We discuss the choice of timestep that results in acceptable levels of energy
error below.

#### Parallel Algorithm

Each step of the N-body integration algorithm has the following structure:

- Build the Octree
- For each particle: compute the total force by traversing the Octree
- Update the velocities and positions using LeapFrog time integration algorithm

*not parallelized*without significant changes to the algorithm (see below for suggested improvements). Therefore, the entire catalog of simulated particles is loaded into an individual process at the beginning of each timestep, before the tree is created.

For step (2), once the tree is created, we use MPI to broadcast the entire tree to a system of distributed-memory processes. The simulated particles are then distributed nearly exactly evenly (to within \(\pm 1\) particle) across the processes, and the force calculation occurs in parallel. As discussed below, the force calculation is initially one of the most computationally demanding portions of the code, but this is conveniently the most trivially parallelizable portion, as distributing particles onto more processes nearly linearly reduces the execution time.

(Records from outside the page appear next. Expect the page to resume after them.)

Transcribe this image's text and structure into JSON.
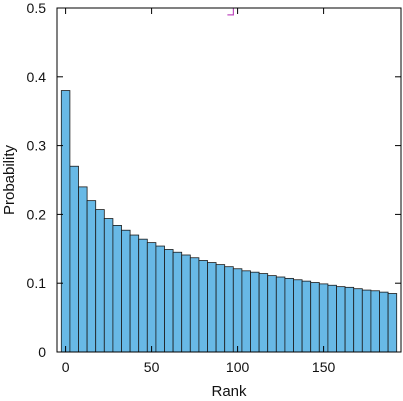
{
  "chart_data": {
    "type": "bar",
    "xlabel": "Rank",
    "ylabel": "Probability",
    "xlim": [
      -5,
      195
    ],
    "ylim": [
      0,
      0.5
    ],
    "xticks": [
      0,
      50,
      100,
      150
    ],
    "yticks": [
      0,
      0.1,
      0.2,
      0.3,
      0.4,
      0.5
    ],
    "bin_width": 5,
    "bar_color": "#68b9e6",
    "marker_color": "#c04fc0",
    "marker": {
      "x": 97,
      "y": 0.49
    },
    "grid": false,
    "x": [
      0,
      5,
      10,
      15,
      20,
      25,
      30,
      35,
      40,
      45,
      50,
      55,
      60,
      65,
      70,
      75,
      80,
      85,
      90,
      95,
      100,
      105,
      110,
      115,
      120,
      125,
      130,
      135,
      140,
      145,
      150,
      155,
      160,
      165,
      170,
      175,
      180,
      185,
      190
    ],
    "values": [
      0.38,
      0.27,
      0.24,
      0.22,
      0.207,
      0.194,
      0.184,
      0.177,
      0.17,
      0.164,
      0.159,
      0.154,
      0.149,
      0.145,
      0.141,
      0.137,
      0.133,
      0.13,
      0.127,
      0.124,
      0.121,
      0.118,
      0.116,
      0.114,
      0.111,
      0.109,
      0.107,
      0.105,
      0.103,
      0.101,
      0.099,
      0.097,
      0.095,
      0.094,
      0.092,
      0.09,
      0.089,
      0.087,
      0.085
    ]
  }
}
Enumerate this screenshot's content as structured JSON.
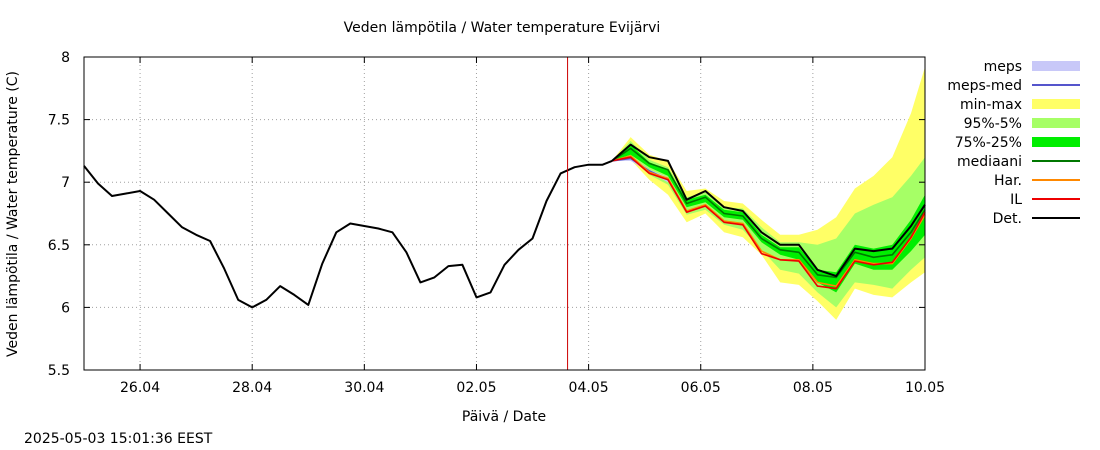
{
  "chart_data": {
    "type": "line",
    "title": "Veden lämpötila / Water temperature Evijärvi",
    "xlabel": "Päivä / Date",
    "ylabel": "Veden lämpötila / Water temperature (C)",
    "timestamp": "2025-05-03 15:01:36 EEST",
    "xlim": [
      "2025-04-25 00:00",
      "2025-05-10 00:00"
    ],
    "ylim": [
      5.5,
      8
    ],
    "grid": true,
    "grid_style": "dotted",
    "legend_position": "right",
    "x_ticks": [
      {
        "date": "2025-04-26",
        "label": "26.04"
      },
      {
        "date": "2025-04-28",
        "label": "28.04"
      },
      {
        "date": "2025-04-30",
        "label": "30.04"
      },
      {
        "date": "2025-05-02",
        "label": "02.05"
      },
      {
        "date": "2025-05-04",
        "label": "04.05"
      },
      {
        "date": "2025-05-06",
        "label": "06.05"
      },
      {
        "date": "2025-05-08",
        "label": "08.05"
      },
      {
        "date": "2025-05-10",
        "label": "10.05"
      }
    ],
    "y_ticks": [
      {
        "value": 5.5,
        "label": "5.5"
      },
      {
        "value": 6,
        "label": "6"
      },
      {
        "value": 6.5,
        "label": "6.5"
      },
      {
        "value": 7,
        "label": "7"
      },
      {
        "value": 7.5,
        "label": "7.5"
      },
      {
        "value": 8,
        "label": "8"
      }
    ],
    "forecast_start": "2025-05-03 15:00",
    "forecast_start_color": "#cc0000",
    "observed": {
      "name": "Det.",
      "color": "#000000",
      "points": [
        [
          "2025-04-25 00:00",
          7.13
        ],
        [
          "2025-04-25 06:00",
          6.99
        ],
        [
          "2025-04-25 12:00",
          6.89
        ],
        [
          "2025-04-25 18:00",
          6.91
        ],
        [
          "2025-04-26 00:00",
          6.93
        ],
        [
          "2025-04-26 06:00",
          6.86
        ],
        [
          "2025-04-26 12:00",
          6.75
        ],
        [
          "2025-04-26 18:00",
          6.64
        ],
        [
          "2025-04-27 00:00",
          6.58
        ],
        [
          "2025-04-27 06:00",
          6.53
        ],
        [
          "2025-04-27 12:00",
          6.31
        ],
        [
          "2025-04-27 18:00",
          6.06
        ],
        [
          "2025-04-28 00:00",
          6.0
        ],
        [
          "2025-04-28 06:00",
          6.06
        ],
        [
          "2025-04-28 12:00",
          6.17
        ],
        [
          "2025-04-28 18:00",
          6.1
        ],
        [
          "2025-04-29 00:00",
          6.02
        ],
        [
          "2025-04-29 06:00",
          6.35
        ],
        [
          "2025-04-29 12:00",
          6.6
        ],
        [
          "2025-04-29 18:00",
          6.67
        ],
        [
          "2025-04-30 00:00",
          6.65
        ],
        [
          "2025-04-30 06:00",
          6.63
        ],
        [
          "2025-04-30 12:00",
          6.6
        ],
        [
          "2025-04-30 18:00",
          6.44
        ],
        [
          "2025-05-01 00:00",
          6.2
        ],
        [
          "2025-05-01 06:00",
          6.24
        ],
        [
          "2025-05-01 12:00",
          6.33
        ],
        [
          "2025-05-01 18:00",
          6.34
        ],
        [
          "2025-05-02 00:00",
          6.08
        ],
        [
          "2025-05-02 06:00",
          6.12
        ],
        [
          "2025-05-02 12:00",
          6.34
        ],
        [
          "2025-05-02 18:00",
          6.46
        ],
        [
          "2025-05-03 00:00",
          6.55
        ],
        [
          "2025-05-03 06:00",
          6.85
        ],
        [
          "2025-05-03 12:00",
          7.07
        ],
        [
          "2025-05-03 18:00",
          7.12
        ],
        [
          "2025-05-04 00:00",
          7.14
        ],
        [
          "2025-05-04 06:00",
          7.14
        ],
        [
          "2025-05-04 10:00",
          7.17
        ]
      ]
    },
    "forecast_x": [
      "2025-05-04 10:00",
      "2025-05-04 18:00",
      "2025-05-05 02:00",
      "2025-05-05 10:00",
      "2025-05-05 18:00",
      "2025-05-06 02:00",
      "2025-05-06 10:00",
      "2025-05-06 18:00",
      "2025-05-07 02:00",
      "2025-05-07 10:00",
      "2025-05-07 18:00",
      "2025-05-08 02:00",
      "2025-05-08 10:00",
      "2025-05-08 18:00",
      "2025-05-09 02:00",
      "2025-05-09 10:00",
      "2025-05-09 18:00",
      "2025-05-10 00:00"
    ],
    "bands": [
      {
        "name": "min-max",
        "color": "#ffff66",
        "low": [
          7.17,
          7.18,
          7.02,
          6.9,
          6.68,
          6.75,
          6.6,
          6.56,
          6.42,
          6.2,
          6.18,
          6.05,
          5.9,
          6.15,
          6.1,
          6.08,
          6.2,
          6.28
        ],
        "high": [
          7.17,
          7.36,
          7.22,
          7.17,
          6.93,
          6.95,
          6.85,
          6.83,
          6.7,
          6.58,
          6.58,
          6.62,
          6.72,
          6.95,
          7.05,
          7.2,
          7.55,
          7.92
        ]
      },
      {
        "name": "95%-5%",
        "color": "#a6ff66",
        "low": [
          7.17,
          7.2,
          7.06,
          6.98,
          6.74,
          6.78,
          6.66,
          6.62,
          6.46,
          6.3,
          6.27,
          6.12,
          6.0,
          6.2,
          6.18,
          6.15,
          6.3,
          6.4
        ],
        "high": [
          7.17,
          7.33,
          7.18,
          7.12,
          6.88,
          6.92,
          6.8,
          6.79,
          6.64,
          6.52,
          6.52,
          6.5,
          6.55,
          6.75,
          6.82,
          6.88,
          7.05,
          7.2
        ]
      },
      {
        "name": "75%-25%",
        "color": "#00ee00",
        "low": [
          7.17,
          7.22,
          7.12,
          7.05,
          6.8,
          6.84,
          6.72,
          6.7,
          6.52,
          6.42,
          6.38,
          6.2,
          6.12,
          6.35,
          6.3,
          6.3,
          6.45,
          6.58
        ],
        "high": [
          7.17,
          7.3,
          7.16,
          7.1,
          6.86,
          6.9,
          6.78,
          6.76,
          6.58,
          6.48,
          6.48,
          6.3,
          6.28,
          6.5,
          6.47,
          6.5,
          6.7,
          6.9
        ]
      },
      {
        "name": "meps",
        "color": "#c8c8f8",
        "low": [
          7.17,
          7.17,
          7.08,
          7.0,
          null,
          null,
          null,
          null,
          null,
          null,
          null,
          null,
          null,
          null,
          null,
          null,
          null,
          null
        ],
        "high": [
          7.17,
          7.21,
          7.1,
          7.04,
          null,
          null,
          null,
          null,
          null,
          null,
          null,
          null,
          null,
          null,
          null,
          null,
          null,
          null
        ]
      }
    ],
    "series": [
      {
        "name": "meps-med",
        "color": "#5555cc",
        "values": [
          7.17,
          7.19,
          7.09,
          7.02,
          null,
          null,
          null,
          null,
          null,
          null,
          null,
          null,
          null,
          null,
          null,
          null,
          null,
          null
        ]
      },
      {
        "name": "mediaani",
        "color": "#007700",
        "values": [
          7.17,
          7.27,
          7.15,
          7.1,
          6.83,
          6.88,
          6.75,
          6.73,
          6.55,
          6.46,
          6.44,
          6.26,
          6.24,
          6.44,
          6.4,
          6.42,
          6.6,
          6.78
        ]
      },
      {
        "name": "Har.",
        "color": "#ff8800",
        "values": [
          7.17,
          7.21,
          7.08,
          7.03,
          6.77,
          6.82,
          6.69,
          6.67,
          6.45,
          6.38,
          6.38,
          6.2,
          6.17,
          6.38,
          6.35,
          6.35,
          6.55,
          6.74
        ]
      },
      {
        "name": "IL",
        "color": "#ee0000",
        "values": [
          7.17,
          7.2,
          7.07,
          7.02,
          6.76,
          6.81,
          6.68,
          6.66,
          6.43,
          6.38,
          6.37,
          6.17,
          6.15,
          6.37,
          6.34,
          6.36,
          6.56,
          6.76
        ]
      },
      {
        "name": "Det.",
        "color": "#000000",
        "values": [
          7.17,
          7.3,
          7.2,
          7.17,
          6.86,
          6.93,
          6.8,
          6.77,
          6.6,
          6.5,
          6.5,
          6.3,
          6.25,
          6.47,
          6.45,
          6.47,
          6.65,
          6.82
        ]
      }
    ],
    "legend": [
      {
        "label": "meps",
        "kind": "band",
        "color": "#c8c8f8"
      },
      {
        "label": "meps-med",
        "kind": "line",
        "color": "#5555cc"
      },
      {
        "label": "min-max",
        "kind": "band",
        "color": "#ffff66"
      },
      {
        "label": "95%-5%",
        "kind": "band",
        "color": "#a6ff66"
      },
      {
        "label": "75%-25%",
        "kind": "band",
        "color": "#00ee00"
      },
      {
        "label": "mediaani",
        "kind": "line",
        "color": "#007700"
      },
      {
        "label": "Har.",
        "kind": "line",
        "color": "#ff8800"
      },
      {
        "label": "IL",
        "kind": "line",
        "color": "#ee0000"
      },
      {
        "label": "Det.",
        "kind": "line",
        "color": "#000000"
      }
    ]
  }
}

The second phase of parallelization comes in step (3), as we implemented the time integration step on GPUs using PyCUDA. The velocity and positions are updated for each particle in parallel on the GPU processors, which theoretically should provide significant speed-up. However, there are non-trivial overheads involved in moving to GPU acceleration. For one, the communication overhead of sending data to/from the GPU over the PCI-e bus can be significant, and speed-ups over basic Python implementation may not be seen unless a very large number of particles is used.

In addition, the number of GPUs available on a given node is typically much smaller (around 2, when available at all) than the number of CPUs. This means that for a fixed number of nodes, there may be as many as 32 times more CPUs available than GPUs. If all CPUs are being used to distribute MPI processes, then many processes will need to bind to the same GPUs, which limits the overall scalability of the GPU algorithm. In the sections below we examine these potential limitations, ultimately finding that the GPU acceleration of the time integration step does not significantly improve the execution time in our tests, likely because too few particles were used to overcome the overheads.

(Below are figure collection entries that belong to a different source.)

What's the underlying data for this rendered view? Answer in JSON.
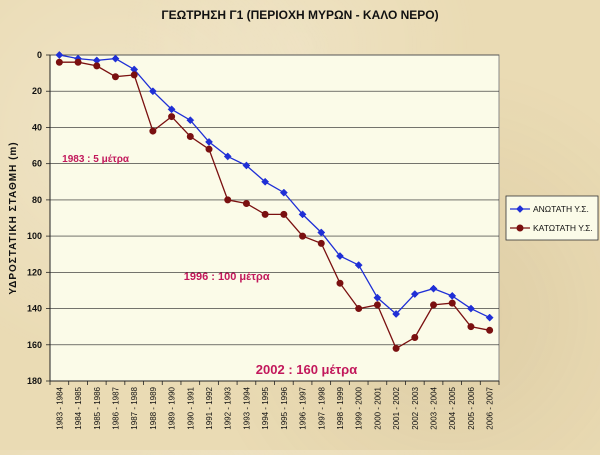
{
  "chart_data": {
    "type": "line",
    "title": "ΓΕΩΤΡΗΣΗ Γ1 (ΠΕΡΙΟΧΗ ΜΥΡΩΝ - ΚΑΛΟ ΝΕΡΟ)",
    "xlabel": "",
    "ylabel": "ΥΔΡΟΣΤΑΤΙΚΗ ΣΤΑΘΜΗ (m)",
    "ylim": [
      0,
      180
    ],
    "y_inverted": true,
    "y_ticks": [
      0,
      20,
      40,
      60,
      80,
      100,
      120,
      140,
      160,
      180
    ],
    "grid": "horizontal",
    "legend_position": "right",
    "categories": [
      "1983 - 1984",
      "1984 - 1985",
      "1985 - 1986",
      "1986 - 1987",
      "1987 - 1988",
      "1988 - 1989",
      "1989 - 1990",
      "1990 - 1991",
      "1991 - 1992",
      "1992 - 1993",
      "1993 - 1994",
      "1994 - 1995",
      "1995 - 1996",
      "1996 - 1997",
      "1997 - 1998",
      "1998 - 1999",
      "1999 - 2000",
      "2000 - 2001",
      "2001 - 2002",
      "2002 - 2003",
      "2003 - 2004",
      "2004 - 2005",
      "2005 - 2006",
      "2006 - 2007"
    ],
    "series": [
      {
        "name": "ΑΝΩΤΑΤΗ Υ.Σ.",
        "color": "#1f2fd6",
        "marker": "diamond",
        "values": [
          0,
          2,
          3,
          2,
          8,
          20,
          30,
          36,
          48,
          56,
          61,
          70,
          76,
          88,
          98,
          111,
          116,
          134,
          143,
          132,
          129,
          133,
          140,
          145
        ]
      },
      {
        "name": "ΚΑΤΩΤΑΤΗ Υ.Σ.",
        "color": "#7a1010",
        "marker": "circle",
        "values": [
          4,
          4,
          6,
          12,
          11,
          42,
          34,
          45,
          52,
          80,
          82,
          88,
          88,
          100,
          104,
          126,
          140,
          138,
          162,
          156,
          138,
          137,
          150,
          152
        ]
      }
    ],
    "annotations": [
      {
        "text": "1983 :  5 μέτρα",
        "size": 10
      },
      {
        "text": "1996  :  100 μέτρα",
        "size": 11
      },
      {
        "text": "2002  :  160 μέτρα",
        "size": 13
      }
    ]
  }
}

Including the communication overheads, the final parallel algorithm has the following steps:

- Build the Octree (on primary MPI node)
- Octree is broadcast to all MPI nodes
- For each particle: compute the total force by traversing the Octree
- Particle positions and velocities are distributed across MPI nodes
- Update the velocities and positions using LeapFrog time integration algorithm (on the GPU)
- Particle positions, velocities, and accelerations are transferred to the GPU
- Updated particle data retrieved from GPU
- Entire particle catalogs are sent back to the primary MPI node

#### Advanced Features

We found that a pure Python implementation of the force calculation came with many overheads due to looping in Python. Instead, we wrote a Cython version of the force calculation and traversal to mitigate this. We found that, on average, the Cython version performed three times faster than the pure Python version. As discussed later, however, the GPU acceleration was fairly insignificant, or even detrimental, as the communication overhead was simply too large for this relatively small simulation size.

#### Infrastructure

The BEHALF package was developed and tested in Python 3.6 (but backported to support 2.7). Serial jobs without GPU acceleration were tested on Harvard's Odyssey cluster, on a private research queue. Each core on the queue has a CPU clock of 2.3 GHz and operates on CentOS release 6.5.

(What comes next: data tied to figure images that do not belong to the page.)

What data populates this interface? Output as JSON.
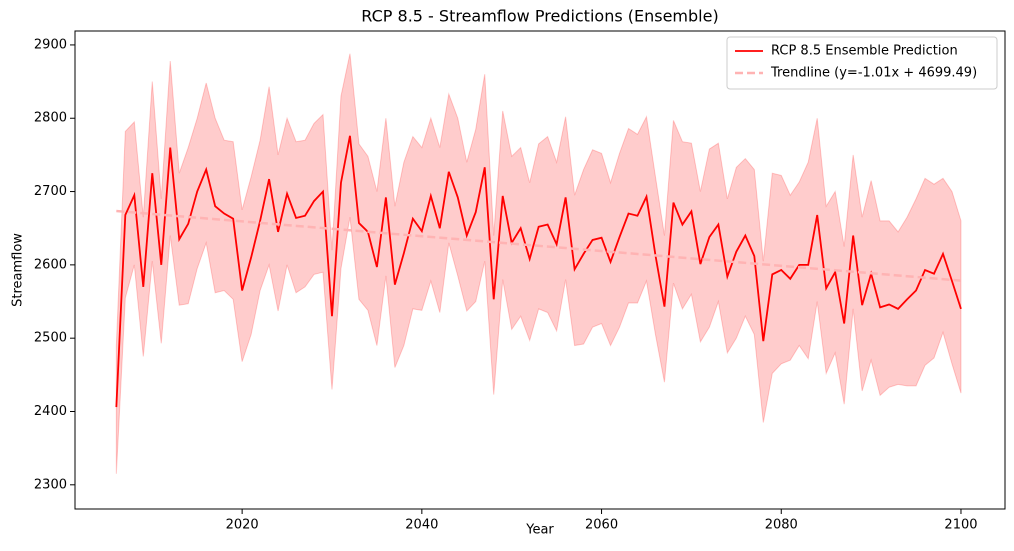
{
  "chart_data": {
    "type": "line",
    "title": "RCP 8.5 - Streamflow Predictions (Ensemble)",
    "x_label": "Year",
    "y_label": "Streamflow",
    "x": [
      2006,
      2007,
      2008,
      2009,
      2010,
      2011,
      2012,
      2013,
      2014,
      2015,
      2016,
      2017,
      2018,
      2019,
      2020,
      2021,
      2022,
      2023,
      2024,
      2025,
      2026,
      2027,
      2028,
      2029,
      2030,
      2031,
      2032,
      2033,
      2034,
      2035,
      2036,
      2037,
      2038,
      2039,
      2040,
      2041,
      2042,
      2043,
      2044,
      2045,
      2046,
      2047,
      2048,
      2049,
      2050,
      2051,
      2052,
      2053,
      2054,
      2055,
      2056,
      2057,
      2058,
      2059,
      2060,
      2061,
      2062,
      2063,
      2064,
      2065,
      2066,
      2067,
      2068,
      2069,
      2070,
      2071,
      2072,
      2073,
      2074,
      2075,
      2076,
      2077,
      2078,
      2079,
      2080,
      2081,
      2082,
      2083,
      2084,
      2085,
      2086,
      2087,
      2088,
      2089,
      2090,
      2091,
      2092,
      2093,
      2094,
      2095,
      2096,
      2097,
      2098,
      2099,
      2100
    ],
    "band": {
      "color": "#ff0000",
      "upper": [
        2490,
        2782,
        2795,
        2665,
        2850,
        2690,
        2878,
        2725,
        2760,
        2800,
        2848,
        2800,
        2770,
        2768,
        2675,
        2720,
        2770,
        2843,
        2750,
        2800,
        2768,
        2770,
        2793,
        2805,
        2620,
        2830,
        2888,
        2765,
        2748,
        2700,
        2800,
        2680,
        2740,
        2775,
        2760,
        2800,
        2760,
        2833,
        2800,
        2740,
        2785,
        2860,
        2640,
        2810,
        2748,
        2760,
        2712,
        2765,
        2775,
        2740,
        2802,
        2695,
        2730,
        2757,
        2752,
        2712,
        2752,
        2786,
        2778,
        2802,
        2720,
        2640,
        2797,
        2768,
        2766,
        2700,
        2758,
        2766,
        2690,
        2733,
        2745,
        2730,
        2605,
        2725,
        2722,
        2695,
        2713,
        2740,
        2800,
        2680,
        2700,
        2625,
        2750,
        2665,
        2715,
        2660,
        2660,
        2645,
        2665,
        2690,
        2718,
        2710,
        2718,
        2700,
        2660
      ],
      "lower": [
        2315,
        2555,
        2600,
        2475,
        2605,
        2493,
        2640,
        2545,
        2547,
        2595,
        2630,
        2562,
        2565,
        2553,
        2468,
        2505,
        2565,
        2600,
        2537,
        2600,
        2562,
        2570,
        2587,
        2590,
        2430,
        2595,
        2665,
        2553,
        2538,
        2490,
        2585,
        2460,
        2490,
        2540,
        2538,
        2578,
        2535,
        2630,
        2585,
        2537,
        2550,
        2605,
        2423,
        2580,
        2512,
        2530,
        2497,
        2540,
        2535,
        2510,
        2580,
        2490,
        2492,
        2515,
        2520,
        2490,
        2515,
        2548,
        2548,
        2578,
        2505,
        2440,
        2575,
        2540,
        2560,
        2495,
        2515,
        2550,
        2480,
        2500,
        2530,
        2505,
        2385,
        2452,
        2465,
        2470,
        2490,
        2472,
        2550,
        2452,
        2480,
        2410,
        2540,
        2428,
        2470,
        2422,
        2433,
        2437,
        2435,
        2435,
        2463,
        2473,
        2508,
        2465,
        2425
      ]
    },
    "series": [
      {
        "name": "RCP 8.5 Ensemble Prediction",
        "color": "#ff0000",
        "values": [
          2406,
          2668,
          2695,
          2570,
          2725,
          2600,
          2760,
          2635,
          2656,
          2700,
          2730,
          2680,
          2670,
          2663,
          2565,
          2610,
          2660,
          2717,
          2645,
          2697,
          2664,
          2667,
          2687,
          2700,
          2530,
          2712,
          2776,
          2657,
          2645,
          2597,
          2692,
          2573,
          2616,
          2663,
          2646,
          2694,
          2650,
          2727,
          2692,
          2640,
          2672,
          2733,
          2553,
          2694,
          2630,
          2650,
          2608,
          2652,
          2655,
          2628,
          2692,
          2594,
          2615,
          2634,
          2637,
          2604,
          2638,
          2670,
          2667,
          2693,
          2613,
          2543,
          2685,
          2655,
          2673,
          2601,
          2638,
          2655,
          2584,
          2618,
          2640,
          2612,
          2496,
          2587,
          2593,
          2581,
          2600,
          2600,
          2668,
          2568,
          2590,
          2520,
          2640,
          2545,
          2588,
          2542,
          2546,
          2540,
          2553,
          2565,
          2593,
          2588,
          2615,
          2578,
          2540
        ]
      },
      {
        "name": "Trendline (y=-1.01x + 4699.49)",
        "color": "#ffb3b3",
        "dashed": true,
        "x": [
          2006,
          2100
        ],
        "values": [
          2673.43,
          2578.49
        ]
      }
    ],
    "xlim": [
      2001.4,
      2104.9
    ],
    "ylim": [
      2267,
      2919
    ],
    "xticks": [
      2020,
      2040,
      2060,
      2080,
      2100
    ],
    "yticks": [
      2300,
      2400,
      2500,
      2600,
      2700,
      2800,
      2900
    ],
    "legend": "upper right"
  }
}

The primary testing runs were performed on the *holyseasgpu* queue. Each of
the 12 available nodes on this queue have 48 cores, a CPU clock of 2.4 GHz, and 2
NVIDIA Tesla K40m GPUs, operating on CUDA 7.5.

The BEHALF package was tested with the following Python package versions:

- numpy: v1.12.1
- pycuda: v2017.1.1
- mpi4py: v2.0.0
- future: v0.16.0
- cython: v0.26

For details on the installation requirements and dependencies, see the Github Source Repository.